I'm working on a Java program that is intended to run in full-screen mode. It uses numerous of customized Swing components and Java2D-drawn components that need to be updated and repainted several times a second. And it was working relatively fine on my underpowered work PC.
But then I tried it out at home on my much more powerful PC. And it ran noticeably slower. Triggering an event that should have instantly updated about 20 different screen elements instead caused an effect where each element seemed to take at least a quarter second each to repaint itself. So instead of instantaneous changes it was taking 5 seconds to complete each screen change.
I thought that maybe I was trying to repaint too often or in the wrong manner. But after experimenting a bit with other ideas, on a hunch I let the application start up in a windowed mode instead of in full-screen mode. And with that one change, everything started to work perfectly fast and smooth.

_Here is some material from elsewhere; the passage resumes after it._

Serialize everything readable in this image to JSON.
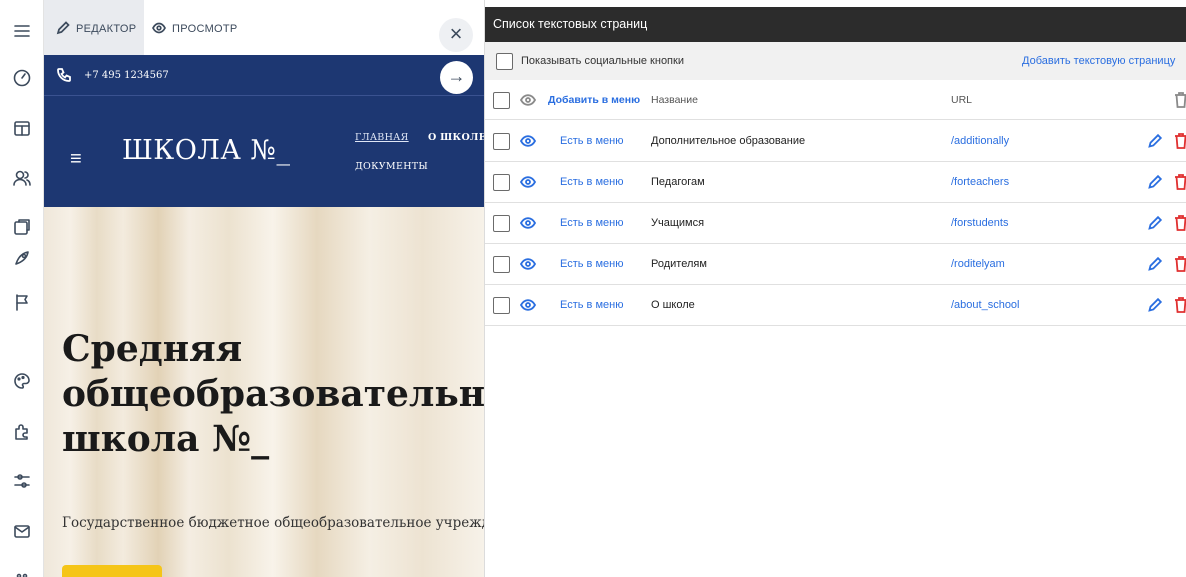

So I suppose there are really two issues here: Why does full-screen mode cause this problem? And why is it only causing this problem on my faster computer? I do suspect there's an OS-related bug. My slow work computer is Windows XP while the home one is Windows 7. I saw in other threads that Aero on Win7 can cause Java speed issues so I tried disabling it. That did cause a small speed improvement but it still wasn't as smooth as when I ran in windowed mode. Has anyone else had performance issues running full-screen Java apps on Win7? And if so, is there a work around?